Saturday, February 5, 2011

Nothing, but Blue Skies

A few months back I pondered the importance of taking notice, of simply pausing to see the beauty of a moment. Looking up at the sky that day I took in the opportunity I was being given and the opportunity God gives me each and every day to bear witness to Wonder in my own life.


As is so often the case though, life came along and I was swept up. Administrative needs at work overtook my schedule of home visits. The drama of life decisions and looking towards next year overwhelmed my ability to be fully present to the Mission Corps experience here and now. Concern for a loved one's loss and jumbled thoughts about who I am and who my generation is in the Church eclipsed simple joy with confusion, anger, and unknowingness. And I was left with nothing.


There are some things you don't realize you miss until they're gone: contact with those you serve, the ability to hear their stories and give hope if but through an ear to listen, connection in prayer and a deepening of that relationship with God, and blue skies.


To have nothing and to regain those things can be a great relief and a great blessing. Depending on the moment you catch me at, I'll agree. At the moments I am without, though, I am burdened and misguided. Those are the toughest moments. They are the times you tell yourself it's bound to get better, stoking the fires of hope, if only with the desperate need to have such hope still aflame within you beneath grey skies and muddled thoughts.

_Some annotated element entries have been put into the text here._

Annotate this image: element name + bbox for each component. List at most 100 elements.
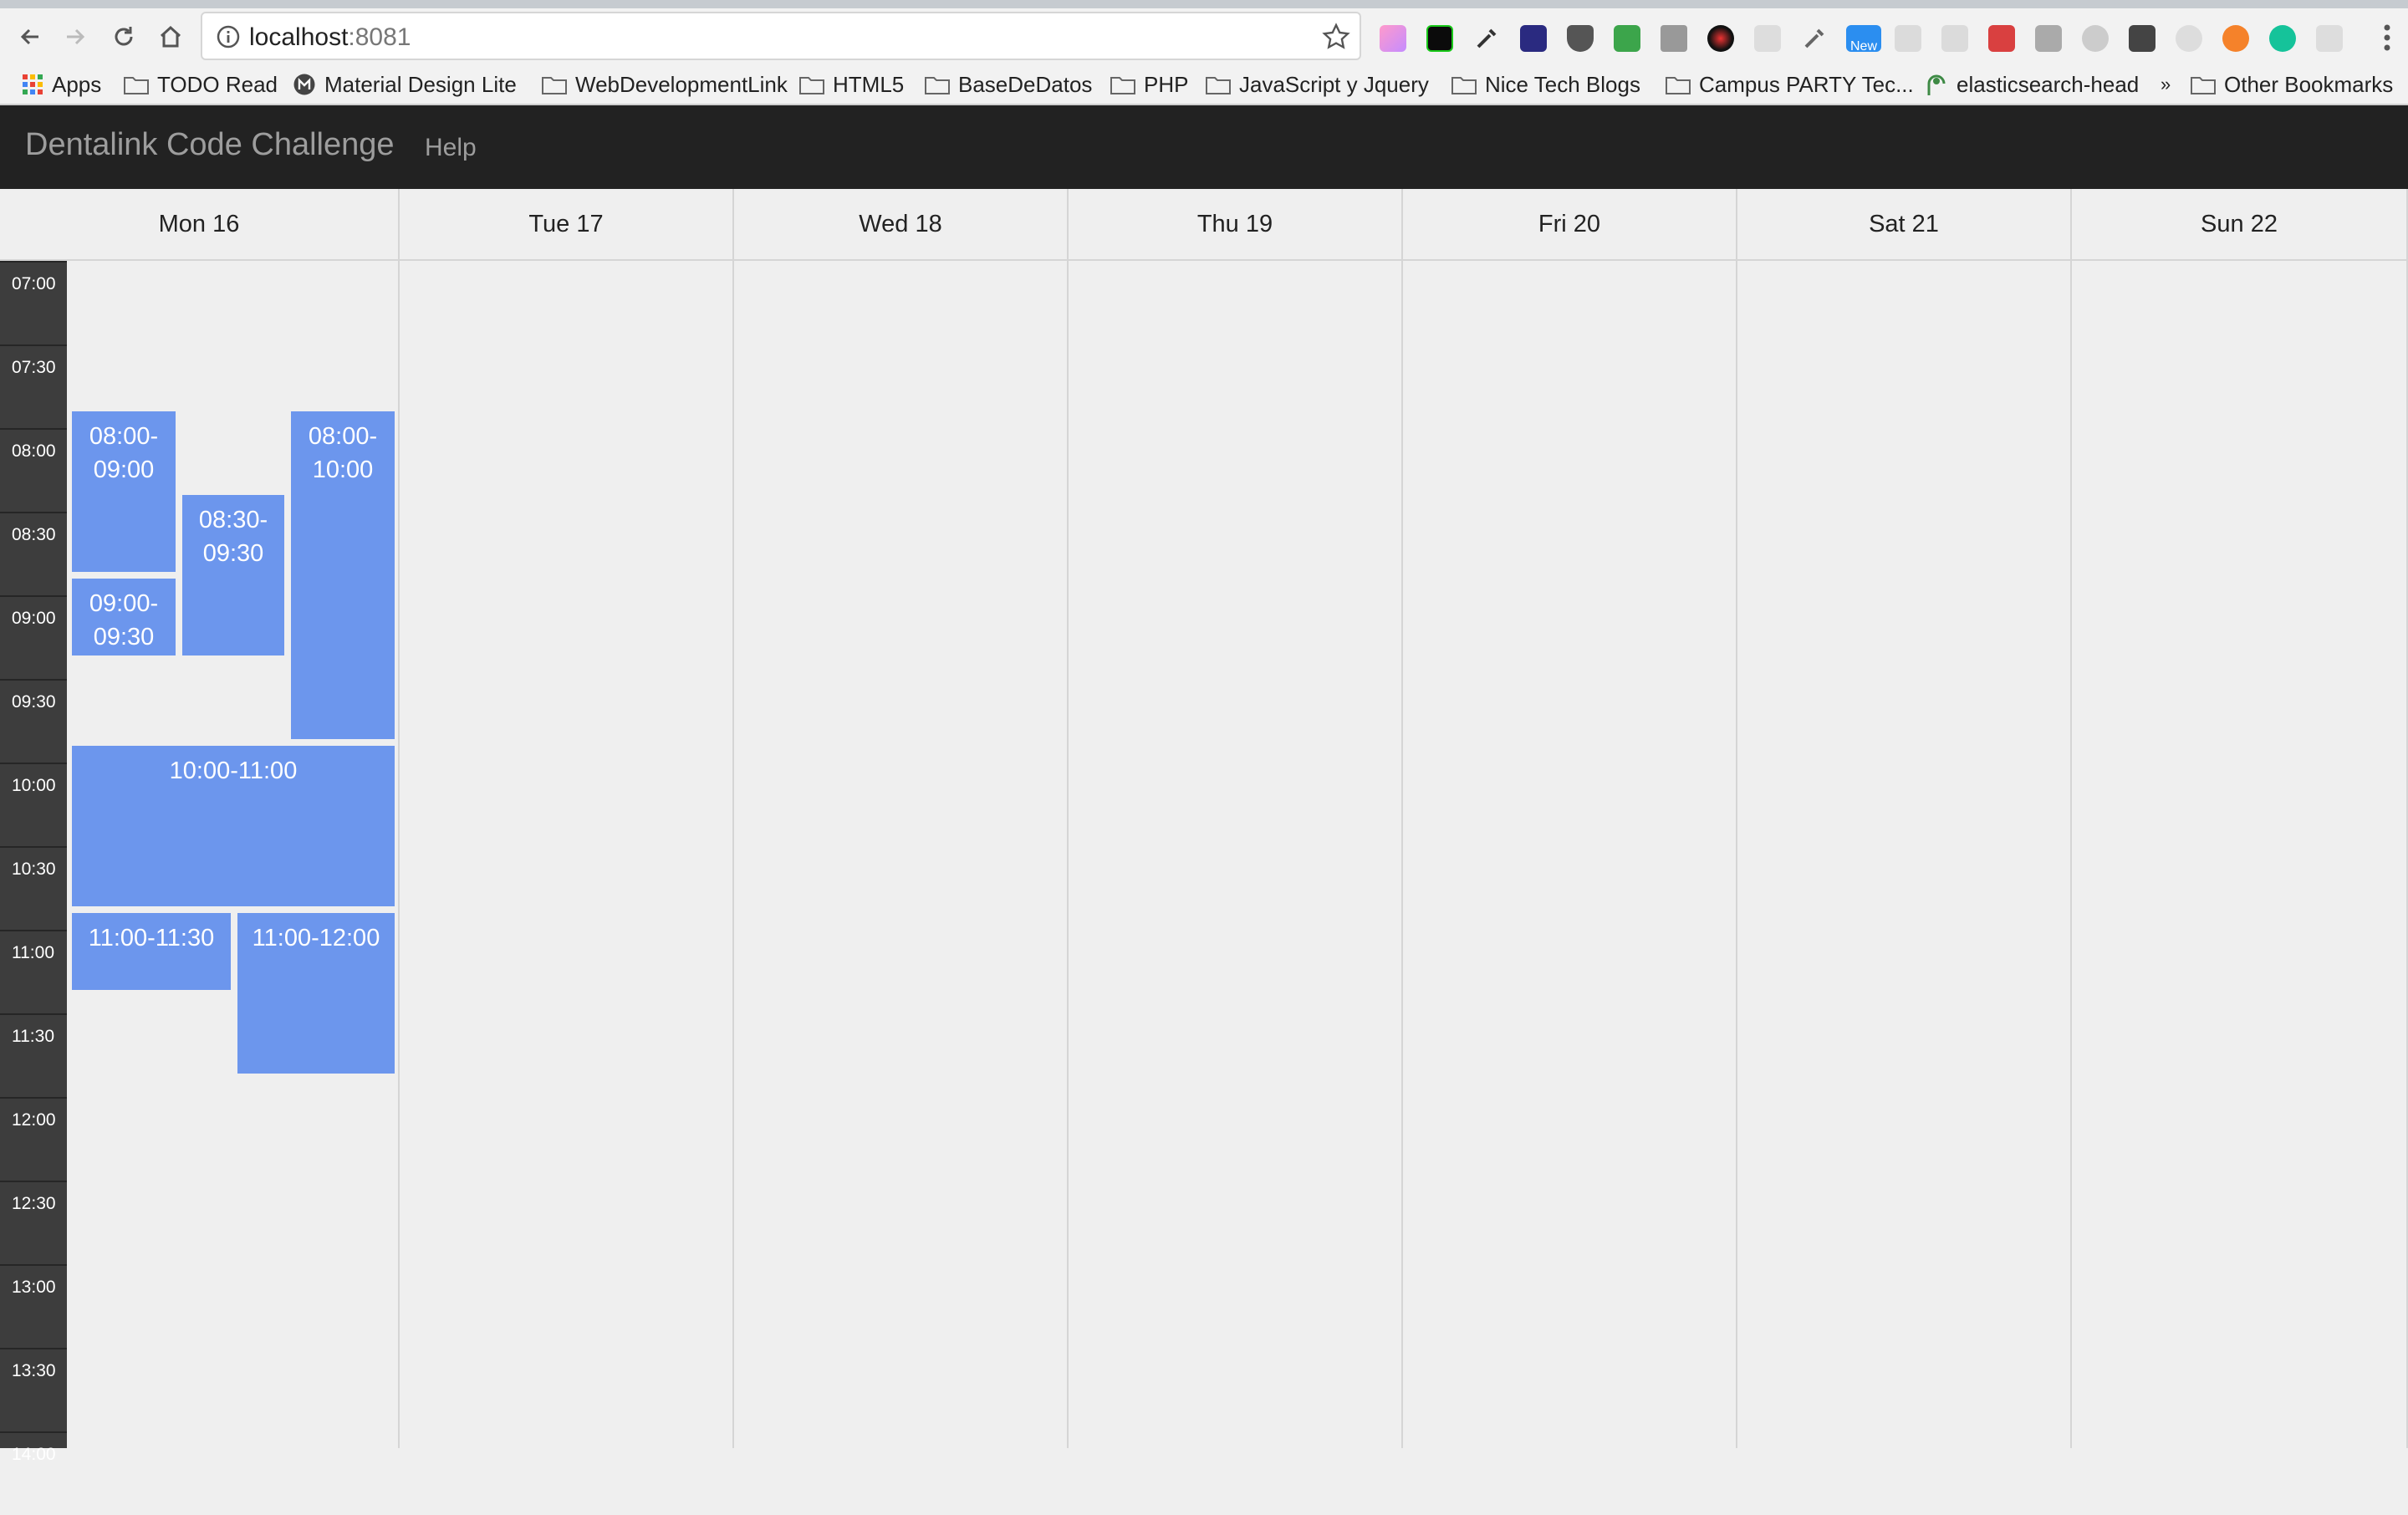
bookmark-todo-read[interactable]: TODO Read (124, 65, 278, 104)
time-slot-label: 10:30 (0, 846, 67, 930)
app-brand[interactable]: Dentalink Code Challenge (25, 127, 395, 163)
browser-menu-icon[interactable] (2383, 23, 2391, 56)
new-badge: New (1849, 39, 1877, 54)
folder-icon (2191, 77, 2216, 94)
extension-faded-icon[interactable] (2176, 25, 2202, 52)
bookmark-label: elasticsearch-head (1956, 71, 2140, 97)
bookmark-campus-party[interactable]: Campus PARTY Tec... (1666, 65, 1914, 104)
gear-icon[interactable] (2082, 25, 2109, 52)
extension-refresh-icon[interactable] (1614, 25, 1640, 52)
time-slot-label: 09:00 (0, 595, 67, 679)
bookmark-nice-tech-blogs[interactable]: Nice Tech Blogs (1451, 65, 1640, 104)
folder-icon (1666, 77, 1691, 94)
bookmark-label: BaseDeDatos (958, 71, 1093, 97)
day-column-sat[interactable] (1737, 261, 2072, 1448)
time-slot-label: 07:00 (0, 261, 67, 344)
folder-icon (1206, 77, 1231, 94)
extension-speed-icon[interactable] (1520, 25, 1547, 52)
bookmark-label: Other Bookmarks (2224, 71, 2394, 97)
bookmark-label: TODO Read (157, 71, 278, 97)
home-icon (160, 25, 181, 48)
folder-icon (542, 77, 567, 94)
bookmark-overflow-label: » (2161, 74, 2171, 94)
grammarly-icon[interactable] (2269, 25, 2296, 52)
appointment-block[interactable]: 08:00- 10:00 (291, 411, 395, 739)
day-column-sun[interactable] (2072, 261, 2408, 1448)
bookmark-label: Material Design Lite (324, 71, 517, 97)
time-slot-label: 13:00 (0, 1264, 67, 1348)
extension-new-icon[interactable]: New (1846, 25, 1881, 54)
day-header-mon: Mon 16 (0, 189, 400, 261)
day-header-fri: Fri 20 (1403, 189, 1737, 261)
bookmark-other-bookmarks[interactable]: Other Bookmarks (2191, 65, 2393, 104)
forward-button[interactable] (57, 18, 94, 55)
time-slot-label: 11:00 (0, 930, 67, 1013)
bookmark-label: PHP (1144, 71, 1189, 97)
eyedropper-icon[interactable] (1473, 25, 1500, 52)
time-slot-label: 12:30 (0, 1181, 67, 1264)
bookmark-elasticsearch-head[interactable]: elasticsearch-head (1925, 65, 2139, 104)
pocket-icon[interactable] (1567, 25, 1594, 52)
folder-icon (1110, 77, 1135, 94)
folder-icon (925, 77, 950, 94)
url-text: localhost:8081 (249, 23, 411, 52)
appointment-block[interactable]: 09:00- 09:30 (72, 579, 176, 655)
film-icon[interactable] (2129, 25, 2155, 52)
bookmark-material-design-lite[interactable]: Material Design Lite (293, 65, 517, 104)
reload-icon (115, 27, 133, 46)
home-button[interactable] (152, 18, 189, 55)
camera-icon[interactable] (1661, 25, 1687, 52)
help-link[interactable]: Help (425, 134, 477, 162)
bookmarks-bar: Apps TODO Read Material Design Lite WebD… (0, 65, 2408, 105)
info-icon[interactable] (216, 24, 241, 49)
app-navbar: Dentalink Code Challenge Help (0, 105, 2408, 189)
extension-color-icon[interactable] (1380, 25, 1406, 52)
day-header-thu: Thu 19 (1069, 189, 1403, 261)
extension-ghost-icon[interactable] (1895, 25, 1921, 52)
folder-icon (799, 77, 824, 94)
extension-jq-icon[interactable] (1426, 25, 1453, 52)
day-header-tue: Tue 17 (400, 189, 734, 261)
bookmark-label: Apps (52, 71, 102, 97)
apps-grid-icon (23, 74, 43, 94)
extension-red-icon[interactable] (1988, 25, 2015, 52)
picker-icon[interactable] (1801, 25, 1828, 52)
back-button[interactable] (12, 18, 48, 55)
bookmark-html5[interactable]: HTML5 (799, 65, 904, 104)
time-column: 07:00 07:30 08:00 08:30 09:00 09:30 10:0… (0, 261, 67, 1464)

My first reaction is to say those moments are ones to be pushed through (we've all tried that, haven't we?) but slowly I am realizing the need to look up at those dreary, murky clouds and see the shades of grey among them. Not necessarily to muscle your way through but to look at what you're facing. And maybe, just maybe, invite God into those moments.


Such invitations can seemingly go unanswered, like letters sent but never opened. Others can come back not necessarily in the prescribed manner of response. In lots of ways we invite God, just as God invites us. I can invite God in, but am I, in all honesty, ready for God to come rushing in? If I want to be vulnerable am I able to be "capable of and susceptible to being wounded or hurt", as that word's definition implies? All are good questions but they aren't the ones you ask in those moments. Distinguishing shades of grey and waking up each day to bleak January skies, you just want to see blue, to find God, to make some sort of connection.


This past week that was my hope. To move beyond nothing to, at the very least, nothing, but blue skies.


This morning I awoke to what seemed to be the first clear sky I'd seen in weeks. The crisp air complemented the clouds and the sheets of ice on the pavement kept me on my toes. I was aware as well of a dream I had last night. In the midst of all this confusion, I've been passing out at night, awaking somewhat rested (my brain not having reached a resting state from the previous day.) Yet this morning, one tidbit still remained in my mind.


For some reason I was being evaluated (why? who really knows with dreams?) on my quality of life. The woman sitting with me would ask a question and then based on my response and manner of response she would tell me how I was doing (certainly not protocol for study -I assure you!)


I don't know if I passed the evaluation or not... I could care less, but the only question I remembered when I woke up this morning was "Do you pause and reflect on 5 moments of beauty each day?" In the dream I hesitated, then reassured myself that I must do so, and then answered accordingly. The woman marked her paper and said bluntly, "You either do or you don't, making up answers doesn't help either one of us." Ouch. Subconscious anyone? Needless to say I had a lot to chew on as my day went forth.

Knowing beauty hadn't been my forte lately, I set to work. The blue sky didn't hurt matters. Neither did the fact that I was able to go out on home visits for the first time in nearly 3 weeks. That helped to center me, as it always does, and gave me perspective in the midst of other work around the community center. Dinner with a lovely community of sisters rounded out the day and completed my list of 5. All in all, thought, it gave me hope. The Spirit stirred in it (as I imagine it has been this entire time, all be it beneath my radar.)

Tomorrow may hold murk and grey; I can't control that. I just need to be (and have been) reassured that what feels and reeks of nothing may bring me to something, if only blue skies. Nothing but blue skies.